Iron overload is a common clinical
problem, arising from disorders of increased iron absorption such as
hereditary haemochromatosis or thalassaemia intermedia syndromes or as a
consequence of chronic blood transfusions for various blood disorders.
Regular
red blood cell (RBC) transfusions are the principal supportive therapy
for many rare anaemias involving a decrease in RBC production, an
increase in cell destruction, or chronic blood loss1.
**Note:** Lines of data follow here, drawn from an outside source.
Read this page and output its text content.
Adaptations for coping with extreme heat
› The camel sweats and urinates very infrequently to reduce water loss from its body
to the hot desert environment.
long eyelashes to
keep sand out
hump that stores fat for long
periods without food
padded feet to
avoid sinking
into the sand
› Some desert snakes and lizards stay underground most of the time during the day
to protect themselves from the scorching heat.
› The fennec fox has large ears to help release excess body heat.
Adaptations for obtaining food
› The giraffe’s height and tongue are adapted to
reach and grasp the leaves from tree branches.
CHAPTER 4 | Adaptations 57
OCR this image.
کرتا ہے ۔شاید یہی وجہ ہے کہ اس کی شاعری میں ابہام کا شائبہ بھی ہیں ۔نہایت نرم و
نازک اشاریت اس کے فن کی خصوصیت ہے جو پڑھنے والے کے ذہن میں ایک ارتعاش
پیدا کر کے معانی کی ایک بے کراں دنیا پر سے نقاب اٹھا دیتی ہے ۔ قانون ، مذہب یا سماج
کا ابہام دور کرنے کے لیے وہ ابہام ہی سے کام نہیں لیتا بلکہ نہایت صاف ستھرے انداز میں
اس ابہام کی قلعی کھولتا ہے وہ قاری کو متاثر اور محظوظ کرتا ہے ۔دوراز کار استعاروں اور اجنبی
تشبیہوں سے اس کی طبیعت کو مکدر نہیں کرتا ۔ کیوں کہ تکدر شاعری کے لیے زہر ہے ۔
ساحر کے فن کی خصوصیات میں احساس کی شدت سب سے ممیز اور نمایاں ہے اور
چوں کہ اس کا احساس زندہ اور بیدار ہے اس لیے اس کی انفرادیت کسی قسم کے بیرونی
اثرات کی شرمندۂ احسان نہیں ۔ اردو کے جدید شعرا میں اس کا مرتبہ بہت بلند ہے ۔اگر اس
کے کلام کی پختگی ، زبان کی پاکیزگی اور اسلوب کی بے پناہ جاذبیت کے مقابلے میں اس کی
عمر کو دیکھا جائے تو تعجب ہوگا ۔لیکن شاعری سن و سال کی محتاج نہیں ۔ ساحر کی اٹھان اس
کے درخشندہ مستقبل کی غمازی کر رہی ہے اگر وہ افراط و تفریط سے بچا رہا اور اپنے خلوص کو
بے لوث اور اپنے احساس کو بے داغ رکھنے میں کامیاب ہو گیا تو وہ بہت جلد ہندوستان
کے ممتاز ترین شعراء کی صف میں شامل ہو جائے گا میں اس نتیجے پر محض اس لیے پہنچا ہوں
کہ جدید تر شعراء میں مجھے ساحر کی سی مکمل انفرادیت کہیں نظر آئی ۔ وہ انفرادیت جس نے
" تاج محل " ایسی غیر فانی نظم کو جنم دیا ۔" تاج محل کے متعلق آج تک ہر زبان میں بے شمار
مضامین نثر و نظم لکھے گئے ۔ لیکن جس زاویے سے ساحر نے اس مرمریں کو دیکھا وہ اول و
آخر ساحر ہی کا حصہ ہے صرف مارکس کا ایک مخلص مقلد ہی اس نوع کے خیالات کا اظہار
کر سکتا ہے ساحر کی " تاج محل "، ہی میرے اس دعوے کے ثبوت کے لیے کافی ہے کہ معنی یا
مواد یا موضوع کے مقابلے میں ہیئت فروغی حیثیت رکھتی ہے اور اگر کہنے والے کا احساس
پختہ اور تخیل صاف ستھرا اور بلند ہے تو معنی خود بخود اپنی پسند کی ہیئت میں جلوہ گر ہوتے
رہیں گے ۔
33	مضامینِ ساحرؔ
Anaemias such as beta-thalassaemia and sickle cell disease are examples
of chronic diseases that require long-term transfusion therapy to
improve life expectancy.
Deferoxamine (DFO) was the standard of care for transfusional iron
overload for >40 years, requiring subcutaneous infusion for 8-12
h/day, 5-7 days/week. Oral iron chelators are an important development,
offering the potential to improve compliance and patients' quality of
life. The oral, three-times-daily agent deferiprone appeared to be a
promising advance; however, its use has been limited owing to serious
adverse events, such as neutropenia and agranulocytosis.Therapy combining deferiprone with DFO has proved effective in the management of severe cardiac siderosis. Deferasirox is a novel, orally active agent that provides 24-h chelation with a once-daily dose. An extensive clinical trial program has demonstrated that deferasirox at appropriate doses is effective in reducing or maintaining iron burden in adult and pediatric patients. The clinical program demonstrated that deferasirox has a safety profile that is clinically manageable with regular monitoring.It is an oral iron-chelating agent that reduces liver iron concentration and serum ferritin levels. Deferasirox binds iron with high affinity in a 2:1 ratio. It is approved for treatment of treat chronic iron overload due to multiple blood transfusions and nontransfusion-dependent thalassemia.